The tender landscape of art can often obscure labor nastiness, and stupidity, that rivals anything you'd find in the corporate world, with stupidity and greed part of the mix (take Arianna Huffington, grand narcissist, who is happy to leach off writers and make tens of millions along the way). Welcome to the New York Metropolitan Opera, folks, which, true to form, is trying to lay blame on its workers and threatening a lock-out, when mismanagement has been the order of the day.
The basic story is simple: Peter Gelb, the general manager of the Opera, has to figure out how to close a deficit that he created by his overspending and mismanagement. So, his answer: go after the workers. He's threatening to lock out the workers this week (a tactic straight from the worst playbooks of union-busting corporate raiders), even as the union's members have said they are willing to make some sacrifices--if Gelb the Greedy does a little self-inspection.
He could be mentally disturbed perhaps:
"If Peter Gelb thinks a lockout gives him 'leverage' in negotiations, he doesn't understand the performers who work for him," said Alan Gordon, executive director of the American Guild of Musical Artists, in a statement. "Someone who would hurt the very people who work for him by taking away their money and health insurance is a very disturbed individual, not a leader but a betrayer."[emphasis added]
Perhaps...but certainly greedy. The union explained in a press release recently:
Across the board, opera employees are questioning why the Met is demanding pay and benefit cuts from employees while delivering raises to top management. Earlier this week, the Met’s 990 tax-reporting forms were released for 2012 (the most recent year available) showing that the opera company’s general manager, Peter Gelb received a 26 percent increase in pay and benefits. Gelb received $1.8 million that year in compensation according to the 990s. In a statement to the New York Times, the Opera’s spokesman Peter Clark said that Gelb has since taken a 10 percent cut in pay.

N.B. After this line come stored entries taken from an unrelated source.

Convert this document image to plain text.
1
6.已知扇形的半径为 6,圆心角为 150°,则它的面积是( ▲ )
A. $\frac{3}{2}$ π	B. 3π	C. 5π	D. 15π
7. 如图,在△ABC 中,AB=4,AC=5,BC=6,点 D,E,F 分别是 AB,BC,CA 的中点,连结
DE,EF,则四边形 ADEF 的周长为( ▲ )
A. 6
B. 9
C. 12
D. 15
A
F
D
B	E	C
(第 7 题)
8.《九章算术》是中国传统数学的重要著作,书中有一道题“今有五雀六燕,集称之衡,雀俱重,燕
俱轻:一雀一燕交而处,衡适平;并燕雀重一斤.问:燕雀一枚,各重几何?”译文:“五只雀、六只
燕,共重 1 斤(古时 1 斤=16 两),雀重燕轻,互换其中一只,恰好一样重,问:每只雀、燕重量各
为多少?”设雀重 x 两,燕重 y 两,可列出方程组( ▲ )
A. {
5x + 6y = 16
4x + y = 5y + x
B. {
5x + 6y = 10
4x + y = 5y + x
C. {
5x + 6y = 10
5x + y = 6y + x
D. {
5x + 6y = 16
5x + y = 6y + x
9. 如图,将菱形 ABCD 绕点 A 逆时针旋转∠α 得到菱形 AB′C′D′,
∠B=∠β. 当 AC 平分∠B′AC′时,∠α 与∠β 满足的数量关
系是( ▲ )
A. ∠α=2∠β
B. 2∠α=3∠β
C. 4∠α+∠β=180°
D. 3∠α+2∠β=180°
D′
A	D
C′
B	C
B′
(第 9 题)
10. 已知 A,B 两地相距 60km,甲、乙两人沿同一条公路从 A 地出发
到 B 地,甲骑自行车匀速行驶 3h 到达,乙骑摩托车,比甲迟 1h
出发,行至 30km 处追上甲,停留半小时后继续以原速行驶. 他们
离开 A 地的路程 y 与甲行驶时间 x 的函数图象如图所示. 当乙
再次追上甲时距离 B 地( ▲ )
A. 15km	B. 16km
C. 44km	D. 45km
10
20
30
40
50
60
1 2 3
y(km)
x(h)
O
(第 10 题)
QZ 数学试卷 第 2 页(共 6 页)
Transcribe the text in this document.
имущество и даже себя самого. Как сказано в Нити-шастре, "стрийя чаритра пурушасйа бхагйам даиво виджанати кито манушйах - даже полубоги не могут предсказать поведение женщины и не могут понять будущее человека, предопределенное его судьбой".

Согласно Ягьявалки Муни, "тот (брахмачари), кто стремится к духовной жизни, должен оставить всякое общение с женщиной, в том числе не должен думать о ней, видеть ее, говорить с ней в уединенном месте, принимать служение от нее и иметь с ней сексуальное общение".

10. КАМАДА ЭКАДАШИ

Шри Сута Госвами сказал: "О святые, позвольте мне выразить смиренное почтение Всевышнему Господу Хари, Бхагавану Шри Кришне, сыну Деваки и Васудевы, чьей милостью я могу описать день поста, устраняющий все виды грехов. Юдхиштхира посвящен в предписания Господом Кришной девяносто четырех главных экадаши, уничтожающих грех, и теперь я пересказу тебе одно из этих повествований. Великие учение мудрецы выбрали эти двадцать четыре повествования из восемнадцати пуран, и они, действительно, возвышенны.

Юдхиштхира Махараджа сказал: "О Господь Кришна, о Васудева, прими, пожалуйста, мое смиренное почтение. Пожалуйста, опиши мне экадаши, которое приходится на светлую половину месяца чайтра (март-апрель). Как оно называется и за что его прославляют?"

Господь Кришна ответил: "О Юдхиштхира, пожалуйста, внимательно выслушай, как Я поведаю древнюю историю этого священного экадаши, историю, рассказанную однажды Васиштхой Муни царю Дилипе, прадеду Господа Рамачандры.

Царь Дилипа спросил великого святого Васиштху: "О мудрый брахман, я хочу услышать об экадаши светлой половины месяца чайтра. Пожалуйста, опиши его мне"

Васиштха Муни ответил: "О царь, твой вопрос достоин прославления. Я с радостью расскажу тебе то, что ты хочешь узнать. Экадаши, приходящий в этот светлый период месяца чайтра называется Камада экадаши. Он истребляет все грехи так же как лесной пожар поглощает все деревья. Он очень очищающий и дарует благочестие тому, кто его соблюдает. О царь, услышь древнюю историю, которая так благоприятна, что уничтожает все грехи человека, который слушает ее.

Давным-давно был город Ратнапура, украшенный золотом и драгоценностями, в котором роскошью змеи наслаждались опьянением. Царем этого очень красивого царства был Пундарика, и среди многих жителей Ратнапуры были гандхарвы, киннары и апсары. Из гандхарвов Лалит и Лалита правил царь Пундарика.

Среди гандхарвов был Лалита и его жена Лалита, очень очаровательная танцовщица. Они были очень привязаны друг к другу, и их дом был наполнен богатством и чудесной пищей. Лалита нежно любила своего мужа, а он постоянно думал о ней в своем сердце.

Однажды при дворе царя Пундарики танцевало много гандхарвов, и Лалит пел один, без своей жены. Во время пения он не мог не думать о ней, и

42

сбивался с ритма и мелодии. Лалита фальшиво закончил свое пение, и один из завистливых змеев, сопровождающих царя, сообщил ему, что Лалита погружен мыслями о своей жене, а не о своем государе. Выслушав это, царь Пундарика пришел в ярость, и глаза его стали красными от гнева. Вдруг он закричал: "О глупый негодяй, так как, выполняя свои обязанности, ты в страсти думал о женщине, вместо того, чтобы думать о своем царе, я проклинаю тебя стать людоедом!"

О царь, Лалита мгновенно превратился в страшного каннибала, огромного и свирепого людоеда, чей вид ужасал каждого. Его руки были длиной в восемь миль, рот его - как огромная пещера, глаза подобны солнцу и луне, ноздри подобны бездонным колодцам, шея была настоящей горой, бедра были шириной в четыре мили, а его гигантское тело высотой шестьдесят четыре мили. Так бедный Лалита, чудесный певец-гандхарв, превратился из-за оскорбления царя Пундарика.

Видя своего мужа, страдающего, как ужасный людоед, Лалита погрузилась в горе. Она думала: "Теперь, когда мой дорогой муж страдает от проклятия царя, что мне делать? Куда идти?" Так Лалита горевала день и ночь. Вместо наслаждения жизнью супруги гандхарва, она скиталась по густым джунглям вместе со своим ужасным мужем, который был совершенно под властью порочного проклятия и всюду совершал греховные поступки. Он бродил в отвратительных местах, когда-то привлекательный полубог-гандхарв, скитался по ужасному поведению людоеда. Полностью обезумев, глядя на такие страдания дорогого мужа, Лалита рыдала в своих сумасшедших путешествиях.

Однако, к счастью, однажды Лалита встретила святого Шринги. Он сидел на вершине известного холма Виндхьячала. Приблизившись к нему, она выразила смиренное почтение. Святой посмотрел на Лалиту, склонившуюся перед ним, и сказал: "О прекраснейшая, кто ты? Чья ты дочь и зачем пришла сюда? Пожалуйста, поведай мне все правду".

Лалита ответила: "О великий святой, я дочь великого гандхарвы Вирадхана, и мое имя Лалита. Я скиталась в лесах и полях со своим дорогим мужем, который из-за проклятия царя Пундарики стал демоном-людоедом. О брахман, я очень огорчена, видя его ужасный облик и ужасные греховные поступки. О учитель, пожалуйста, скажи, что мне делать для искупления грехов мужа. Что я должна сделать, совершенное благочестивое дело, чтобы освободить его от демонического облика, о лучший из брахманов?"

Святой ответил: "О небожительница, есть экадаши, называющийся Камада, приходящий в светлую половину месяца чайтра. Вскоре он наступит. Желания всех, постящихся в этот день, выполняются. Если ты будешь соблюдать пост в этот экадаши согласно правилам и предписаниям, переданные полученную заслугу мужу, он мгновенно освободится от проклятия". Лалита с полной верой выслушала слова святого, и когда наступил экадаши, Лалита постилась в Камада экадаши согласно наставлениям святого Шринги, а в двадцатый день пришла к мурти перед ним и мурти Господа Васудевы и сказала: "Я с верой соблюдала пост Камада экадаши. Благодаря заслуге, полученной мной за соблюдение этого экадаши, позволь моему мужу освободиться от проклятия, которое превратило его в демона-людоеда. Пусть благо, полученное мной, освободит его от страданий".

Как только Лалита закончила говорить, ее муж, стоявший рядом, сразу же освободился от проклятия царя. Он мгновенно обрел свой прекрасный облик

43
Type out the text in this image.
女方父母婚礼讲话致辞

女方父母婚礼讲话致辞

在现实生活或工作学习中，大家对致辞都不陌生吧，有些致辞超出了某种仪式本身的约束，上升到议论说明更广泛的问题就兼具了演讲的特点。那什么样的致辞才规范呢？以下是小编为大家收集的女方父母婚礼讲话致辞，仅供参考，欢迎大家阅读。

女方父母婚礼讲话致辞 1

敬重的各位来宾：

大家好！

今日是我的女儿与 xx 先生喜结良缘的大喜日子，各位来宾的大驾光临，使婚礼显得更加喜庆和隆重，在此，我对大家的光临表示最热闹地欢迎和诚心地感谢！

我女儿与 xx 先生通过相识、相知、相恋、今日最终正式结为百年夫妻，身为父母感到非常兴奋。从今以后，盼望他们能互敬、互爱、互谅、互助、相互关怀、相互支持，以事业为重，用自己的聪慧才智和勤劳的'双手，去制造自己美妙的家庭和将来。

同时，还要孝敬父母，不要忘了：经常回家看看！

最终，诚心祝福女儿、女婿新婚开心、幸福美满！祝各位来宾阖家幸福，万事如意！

Joe Hartnett, the IA’s Assistant Director of Stagecraft, termed this “a rebate on an overcharge,” and noted that Gelb used a similar maneuver during the last round of labor negotiations in 2009. “Nobody’s fooled when management gives themselves a 26% raise and then takes a 10% pay cut right before negotiations,” said Hartnett. “We’ve been waiting all week for an explanation of why the same management that has driven up costs and mismanaged the revenue stream deserves a raise, while the workers who actually produce the opera are being asked to take a pay cut. We’re still waiting.” [emphasis added]
And in
this story:
"We consider the Met Opera our family," says D. Joseph Hartnett of the International Alliance of Theatrical Stage Employees. He's at the bargaining table for the six unions that represent the stagehands, wardrobe workers and box office personnel, among others. "We feel that, just as any family that has a budgetary crisis, everything needs to be on the table. And that includes Mr. Gelb's spending. And if we're being asked to tighten our belts, Mr. Gelb is gonna have to cut up some credit cards."
Today, the union released
a letter addressed to the Opera's Board of Directors which talks about the people who work at the Opera and savings already realized:
As the deadline draws near for negotiating a new agreement that, if successful, will sustain the Metropolitan Opera for years to come, we are struck by how little of what is being said and written about the members of the lATSE reflects a true understanding of how much those of us working behind the curtain love this great art form and how deeply committed we are to its perpetuation.
Like any love, ours cannot be measured solely in dollars and cents. We are not merely "the unions." We are not only the backstage artists whose technical expertise, night in and night out, helps to make possible the world's greatest opera. We are part of the Metropolitan Opera family, and our love of this family is why we believe that a solution for saving the Met lies in expanding the dialogue in our deliberations beyond a singular focus on work rules, wages and benefits.
....Our members hoped to bargain collaboratively in the spirit of family and the values shared by the Met Opera and its dedicated employees. Instead, we are being subjected not only to a narrow set of demands that ignores our commitment to achieving Mr. Gelb's vision, but also to blindness to the savings that a more comprehensive deliberation might achieve."
Aha...So, Gelb is no different than the greedy bankers, the Wal-Mart family, or any of the other miscreants who savage the middle class: it's his pay and wallet first in line, and fuck the rest of the people.